Legendary Trees
When I first discovered that my 3x great uncle had carried an acorn to Australia, I wasn’t quite sure I believed it. A single acorn surviving the journey and growing into a majestic oak tree? It sounded more like a fanciful tale than fact.
Imagine my amazement when I found a reference to it in the Macedon Ranges Cultural Heritage and Landscape study published in 1994. At that time, the tree was still alive, having survived for approximately 130 years.
Having had the area of the tree pinpointed in the study, I decided to visit the location. The rough dirt road closed in the further we drove. Huge old gum trees pushed in on either side. Unfortunately, there was no sign of the oak tree. Although it was gone, I could imagine its wide spreading branches casting shade over the paddocks. I suppose it was a bit much to expect that it had actually survived 165 years.
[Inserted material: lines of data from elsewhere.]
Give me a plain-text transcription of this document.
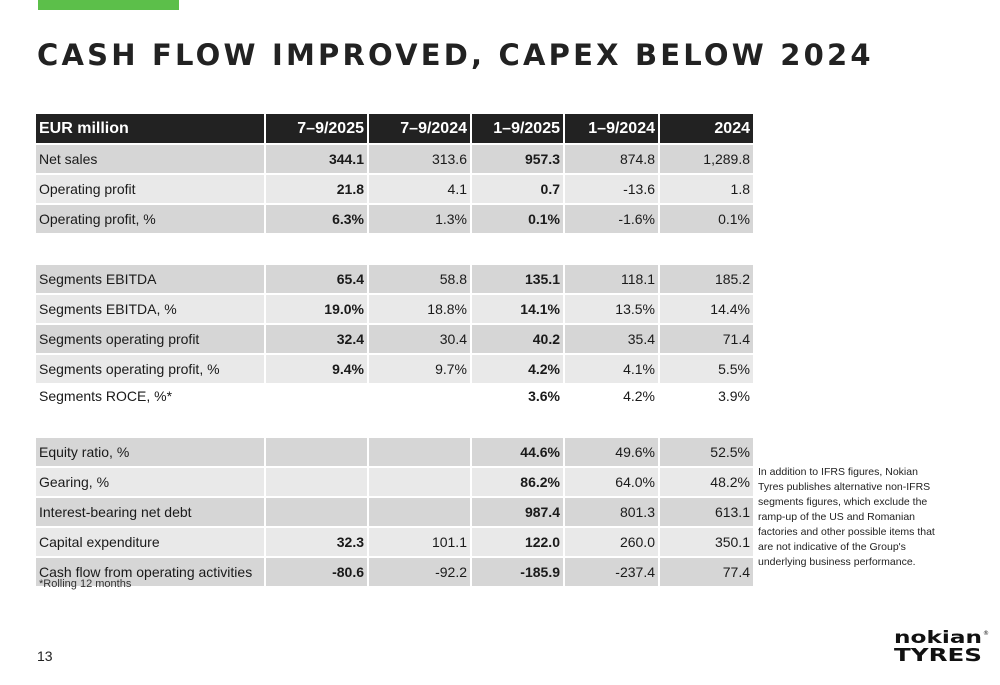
CASH FLOW IMPROVED, CAPEX BELOW 2024
EUR million	7–9/2025	7–9/2024	1–9/2025	1–9/2024	2024
Net sales	344.1	313.6	957.3	874.8	1,289.8
Operating profit	21.8	4.1	0.7	-13.6	1.8
Operating profit, %	6.3%	1.3%	0.1%	-1.6%	0.1%

Segments EBITDA	65.4	58.8	135.1	118.1	185.2
Segments EBITDA, %	19.0%	18.8%	14.1%	13.5%	14.4%
Segments operating profit	32.4	30.4	40.2	35.4	71.4
Segments operating profit, %	9.4%	9.7%	4.2%	4.1%	5.5%
Segments ROCE, %*			3.6%	4.2%	3.9%

Equity ratio, %			44.6%	49.6%	52.5%
Gearing, %			86.2%	64.0%	48.2%
Interest-bearing net debt			987.4	801.3	613.1
Capital expenditure	32.3	101.1	122.0	260.0	350.1
Cash flow from operating activities	-80.6	-92.2	-185.9	-237.4	77.4
*Rolling 12 months
In addition to IFRS figures, Nokian Tyres publishes alternative non-IFRS segments figures, which exclude the ramp-up of the US and Romanian factories and other possible items that are not indicative of the Group's underlying business performance.
13
nokian ®
TYRES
But it still felt special to stand in the spot where my ancestors farmed the land and look out over Hanging Rock.
My family’s oak wasn’t the only tree with a story to tell. In fact, when I started looking, I found intriguing stories about other legendary trees.
Images from Left to Right: Hanging Rock from Bowens Rd, English Oak in Bowens Road, The Hardy Tree, Hawthorn Tree
The first was the Hardy tree of St Pancras. So the story goes, Thomas Hardy, who later became the famous writer, was an assistant architect working on a new rail line which would run through the St Pancras graveyard. Quite a few graves had to be moved. Thomas Hardy apparently stacked the headstones around the tree where the roots of the tree intertwined with the gravestones. An alternate version says that the tree must have grown from a seed dropped after the tombstones had been stacked. There is photographic evidence of the headstones without the tree. However, no matter how it happened, the tree created a most astonishing sight until it fell over in 2022 after standing for almost 100 years.
The next story that caught my eye was that of the hawthorn fairy tree that caused the diversion of a planned highway upgrade. Folklore is strong in Ireland, and this particular fairy tree was said to be the meeting place of the fairies of Connaught and Munster. Folklore proclaimed that should the tree be damaged, a dreadful fate would befall those working on the new highway, as well as anyone who would later drive on it. Today, there is a kink in the road to avoid the tree.
Even though the oak has gone, the landscape still holds its story, just as Ireland keeps its Fairy Tree and London its Hardy Tree.